The individual hospitals will then unilaterally and independently allocate the total incentive amount across two incentives, which include a performance incentive comparing a physician’s performance to his/her peers based on the best practice norm, and the improvement incentive, which compares the physician’s performance to his/her own performance over time. These incentives, once calculated, are then conditioned on the physician’s satisfaction of quality metrics that are established and modified by each participating hospital. Each hospital must, at a minimum, measure physician performance against a basic set of quality metrics established by the Medicare demonstration programs.

The Association has implemented certain procedures to assure that the Proposed Program complies with fraud and abuse laws and regulations. Those procedures include a required legal opinion from each hospital that the participating hospital, to the best of its ability based upon existing federal guidance, is acting in compliance with applicable laws and regulations for the purposes of the program, including the Civil Monetary Penalties Law, the Physician Self-Referral or STARK Law, and the Anti-Kickback statute.

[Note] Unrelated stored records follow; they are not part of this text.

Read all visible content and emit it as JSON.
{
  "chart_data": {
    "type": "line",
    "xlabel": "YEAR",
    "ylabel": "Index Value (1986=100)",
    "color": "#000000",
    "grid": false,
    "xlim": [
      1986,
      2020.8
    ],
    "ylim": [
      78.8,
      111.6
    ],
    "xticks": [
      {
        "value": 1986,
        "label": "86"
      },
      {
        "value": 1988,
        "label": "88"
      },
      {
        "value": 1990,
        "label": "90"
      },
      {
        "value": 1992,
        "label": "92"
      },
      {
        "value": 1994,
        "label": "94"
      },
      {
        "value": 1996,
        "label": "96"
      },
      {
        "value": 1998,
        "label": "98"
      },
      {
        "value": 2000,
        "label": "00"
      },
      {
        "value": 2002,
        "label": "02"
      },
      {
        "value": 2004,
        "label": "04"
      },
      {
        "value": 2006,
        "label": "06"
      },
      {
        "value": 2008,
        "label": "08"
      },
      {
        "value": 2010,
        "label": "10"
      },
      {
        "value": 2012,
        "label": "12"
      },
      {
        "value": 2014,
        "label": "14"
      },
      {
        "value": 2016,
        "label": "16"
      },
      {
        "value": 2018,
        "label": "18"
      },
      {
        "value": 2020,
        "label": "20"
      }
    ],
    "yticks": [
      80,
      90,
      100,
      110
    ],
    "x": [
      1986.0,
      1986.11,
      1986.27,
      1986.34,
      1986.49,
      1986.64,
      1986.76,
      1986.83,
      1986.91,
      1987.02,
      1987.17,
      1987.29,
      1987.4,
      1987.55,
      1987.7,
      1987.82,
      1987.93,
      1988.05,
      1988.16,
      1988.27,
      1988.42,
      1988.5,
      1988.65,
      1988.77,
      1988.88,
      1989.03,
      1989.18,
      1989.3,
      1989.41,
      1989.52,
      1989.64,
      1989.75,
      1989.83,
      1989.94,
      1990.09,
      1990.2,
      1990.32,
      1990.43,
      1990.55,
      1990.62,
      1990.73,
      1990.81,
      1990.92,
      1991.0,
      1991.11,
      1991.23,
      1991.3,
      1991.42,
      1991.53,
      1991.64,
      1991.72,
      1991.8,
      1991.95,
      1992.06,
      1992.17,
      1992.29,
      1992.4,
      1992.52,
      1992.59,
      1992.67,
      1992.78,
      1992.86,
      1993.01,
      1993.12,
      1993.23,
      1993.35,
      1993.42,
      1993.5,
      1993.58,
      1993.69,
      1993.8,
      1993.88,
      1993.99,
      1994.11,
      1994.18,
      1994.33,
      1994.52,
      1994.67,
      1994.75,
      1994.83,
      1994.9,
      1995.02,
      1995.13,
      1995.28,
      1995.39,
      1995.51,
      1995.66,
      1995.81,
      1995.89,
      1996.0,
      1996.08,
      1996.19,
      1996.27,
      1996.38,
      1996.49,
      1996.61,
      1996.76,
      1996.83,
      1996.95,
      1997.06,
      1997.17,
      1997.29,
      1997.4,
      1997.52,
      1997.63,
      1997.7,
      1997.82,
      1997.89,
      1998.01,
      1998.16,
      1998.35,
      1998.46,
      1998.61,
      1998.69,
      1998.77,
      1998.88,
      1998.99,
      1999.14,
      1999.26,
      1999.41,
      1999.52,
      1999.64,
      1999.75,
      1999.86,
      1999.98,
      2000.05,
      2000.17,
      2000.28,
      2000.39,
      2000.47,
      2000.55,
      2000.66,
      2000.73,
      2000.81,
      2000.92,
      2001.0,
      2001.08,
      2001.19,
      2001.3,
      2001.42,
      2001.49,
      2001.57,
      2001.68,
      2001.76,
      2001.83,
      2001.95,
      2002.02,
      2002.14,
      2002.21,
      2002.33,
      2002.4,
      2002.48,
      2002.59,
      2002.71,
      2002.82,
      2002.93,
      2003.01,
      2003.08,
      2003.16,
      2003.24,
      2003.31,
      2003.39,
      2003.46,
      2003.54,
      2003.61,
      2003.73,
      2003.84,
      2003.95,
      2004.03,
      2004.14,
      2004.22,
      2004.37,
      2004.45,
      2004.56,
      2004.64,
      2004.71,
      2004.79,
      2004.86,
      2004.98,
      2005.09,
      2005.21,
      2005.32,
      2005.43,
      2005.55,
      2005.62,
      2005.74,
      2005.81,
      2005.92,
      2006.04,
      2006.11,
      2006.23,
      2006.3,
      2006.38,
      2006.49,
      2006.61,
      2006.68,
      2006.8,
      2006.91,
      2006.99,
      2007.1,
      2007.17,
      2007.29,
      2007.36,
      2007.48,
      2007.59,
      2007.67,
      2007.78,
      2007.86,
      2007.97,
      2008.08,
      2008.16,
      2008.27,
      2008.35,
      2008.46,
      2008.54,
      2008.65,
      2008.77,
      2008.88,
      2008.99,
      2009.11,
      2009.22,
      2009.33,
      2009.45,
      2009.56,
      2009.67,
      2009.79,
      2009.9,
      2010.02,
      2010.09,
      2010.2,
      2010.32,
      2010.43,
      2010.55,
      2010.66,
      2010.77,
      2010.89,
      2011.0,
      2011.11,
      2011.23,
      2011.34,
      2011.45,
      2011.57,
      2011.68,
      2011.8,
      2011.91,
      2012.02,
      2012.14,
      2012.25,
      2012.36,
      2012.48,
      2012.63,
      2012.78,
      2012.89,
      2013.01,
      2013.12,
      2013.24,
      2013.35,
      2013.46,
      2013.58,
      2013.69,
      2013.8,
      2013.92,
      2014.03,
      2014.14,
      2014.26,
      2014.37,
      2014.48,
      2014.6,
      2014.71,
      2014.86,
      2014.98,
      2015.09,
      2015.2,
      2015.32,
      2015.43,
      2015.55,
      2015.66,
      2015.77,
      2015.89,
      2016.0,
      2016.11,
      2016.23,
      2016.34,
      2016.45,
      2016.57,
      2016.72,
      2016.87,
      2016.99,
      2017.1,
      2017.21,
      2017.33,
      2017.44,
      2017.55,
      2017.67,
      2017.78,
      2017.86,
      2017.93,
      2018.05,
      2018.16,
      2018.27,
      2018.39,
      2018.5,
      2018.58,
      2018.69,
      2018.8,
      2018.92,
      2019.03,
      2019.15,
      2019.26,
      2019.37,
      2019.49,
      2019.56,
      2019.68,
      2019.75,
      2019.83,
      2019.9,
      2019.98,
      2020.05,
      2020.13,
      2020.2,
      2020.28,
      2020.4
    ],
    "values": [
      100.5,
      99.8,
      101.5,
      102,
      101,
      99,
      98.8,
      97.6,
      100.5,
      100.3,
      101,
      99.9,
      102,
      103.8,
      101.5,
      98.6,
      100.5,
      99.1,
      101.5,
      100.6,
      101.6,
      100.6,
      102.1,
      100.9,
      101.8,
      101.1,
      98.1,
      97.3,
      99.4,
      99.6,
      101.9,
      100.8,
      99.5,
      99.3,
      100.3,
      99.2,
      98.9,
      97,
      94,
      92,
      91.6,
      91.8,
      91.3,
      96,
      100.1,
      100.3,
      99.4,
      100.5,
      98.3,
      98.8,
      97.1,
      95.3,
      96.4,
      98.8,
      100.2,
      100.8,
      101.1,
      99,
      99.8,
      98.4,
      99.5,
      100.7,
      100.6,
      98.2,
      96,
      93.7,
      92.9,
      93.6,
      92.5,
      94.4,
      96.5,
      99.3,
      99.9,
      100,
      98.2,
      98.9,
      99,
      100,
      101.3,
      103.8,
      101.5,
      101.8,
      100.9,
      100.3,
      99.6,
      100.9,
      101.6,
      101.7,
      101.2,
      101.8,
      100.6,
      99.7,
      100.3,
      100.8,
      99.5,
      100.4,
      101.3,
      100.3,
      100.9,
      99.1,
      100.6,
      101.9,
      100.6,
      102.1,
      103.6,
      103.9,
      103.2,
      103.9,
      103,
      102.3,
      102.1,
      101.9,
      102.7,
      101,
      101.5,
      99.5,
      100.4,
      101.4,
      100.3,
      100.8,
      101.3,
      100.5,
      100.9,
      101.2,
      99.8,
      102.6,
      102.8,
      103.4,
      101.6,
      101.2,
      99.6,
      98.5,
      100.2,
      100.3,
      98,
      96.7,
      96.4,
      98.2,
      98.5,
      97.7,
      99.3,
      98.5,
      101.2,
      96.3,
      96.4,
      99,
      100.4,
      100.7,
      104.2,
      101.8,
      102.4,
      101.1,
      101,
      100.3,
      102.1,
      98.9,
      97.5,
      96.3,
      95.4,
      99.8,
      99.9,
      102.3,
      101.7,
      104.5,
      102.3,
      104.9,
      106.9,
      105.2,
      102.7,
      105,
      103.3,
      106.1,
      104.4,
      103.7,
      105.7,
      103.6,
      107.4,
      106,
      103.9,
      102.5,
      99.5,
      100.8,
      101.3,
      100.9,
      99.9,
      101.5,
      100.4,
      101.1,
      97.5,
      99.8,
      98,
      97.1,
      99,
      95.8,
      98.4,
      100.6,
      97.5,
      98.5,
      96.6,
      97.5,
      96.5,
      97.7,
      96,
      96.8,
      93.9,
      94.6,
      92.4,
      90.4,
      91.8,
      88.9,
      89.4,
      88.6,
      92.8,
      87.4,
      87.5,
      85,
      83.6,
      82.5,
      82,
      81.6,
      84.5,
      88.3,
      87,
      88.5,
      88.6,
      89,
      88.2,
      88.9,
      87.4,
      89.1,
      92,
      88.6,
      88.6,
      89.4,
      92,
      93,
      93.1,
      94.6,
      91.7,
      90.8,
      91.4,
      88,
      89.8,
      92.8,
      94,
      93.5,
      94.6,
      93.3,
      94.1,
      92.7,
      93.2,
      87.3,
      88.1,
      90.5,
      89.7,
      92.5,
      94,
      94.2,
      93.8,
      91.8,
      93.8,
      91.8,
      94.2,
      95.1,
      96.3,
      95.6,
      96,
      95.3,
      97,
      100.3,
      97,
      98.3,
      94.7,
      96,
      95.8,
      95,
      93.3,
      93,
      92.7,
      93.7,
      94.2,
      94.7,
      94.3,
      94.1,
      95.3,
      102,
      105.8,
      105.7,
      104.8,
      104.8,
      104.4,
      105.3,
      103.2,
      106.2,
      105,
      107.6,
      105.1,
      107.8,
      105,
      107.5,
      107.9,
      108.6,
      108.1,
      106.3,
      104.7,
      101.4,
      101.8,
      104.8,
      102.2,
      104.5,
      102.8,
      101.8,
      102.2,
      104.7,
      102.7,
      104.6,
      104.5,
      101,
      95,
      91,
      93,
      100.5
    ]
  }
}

Other than the best practice norm for the various APR-DRGs, none of the information and data will be shared among the various participating hospitals. That is, the other data, such as the Cap, the allocation between the incentives, the performance incentive and the improvement incentive, and the quality metrics established by each participating hospital will not be shared among the hospitals.

Because each hospital independently and unilaterally determines a hospital-specific incentive payments cap and hospitals voluntarily elect to participate in the Proposed Program and are not obligated to make any incentive payments, the DOJ concluded that this would indicate that the Proposed Program does not “involve any agreement, coordination or discussion concerning the prices that participating hospitals or physicians charge for their services.” The Association does reserve the right to exclude any particular hospital to prevent fraud and abuse issues and the Association will be using a fair market value analysis to ensure that each hospital and its physicians have actually taken concrete steps to justify the award and incentive payments. Both of these requirements are for the purpose of assuring compliance with the fraud and abuse laws and regulations. The Antitrust Division found that such requirements by the Association were ancillary to the overall legitimate purposes of the Proposed Program and concluded that these are the least restrictive means possible to achieve the Proposed Program’s purposes.

As to the question of whether this Proposed Program may involve anticompetitive information exchange, the DOJ said that it is relying upon the restrictions on dissemination of competitively sensitive information. The only information that the Association will be sharing among the participating hospitals as a group will be the developed statewide best practice norm for each APR-DRG, which will be developed based upon data that is at least three months old, supplied by at least five providers with no individual’s data representing more than 25 percent of the weighted basis of the norm, and the norm will be sufficiently aggregated so that it does not allow any of the hospitals to determine any individual hospital’s pricing, charges or compensation paid to any particular provider. The DOJ concluded that the proposed information sharing program consequently is unlikely to facilitate collusion or otherwise raise competitive concerns.

In summary, the DOJ, based upon the specific description of the operation of the proposed gainsharing program, concluded that it had no present intention to challenge the formation or operation of the gainsharing program under the antitrust laws. The DOJ did emphasize, however, that if the use of the provisions of the Proposed Program by the Association are a pretense for coordinating hospital payments to physicians, then such conduct would be subject to prosecution under the antitrust laws.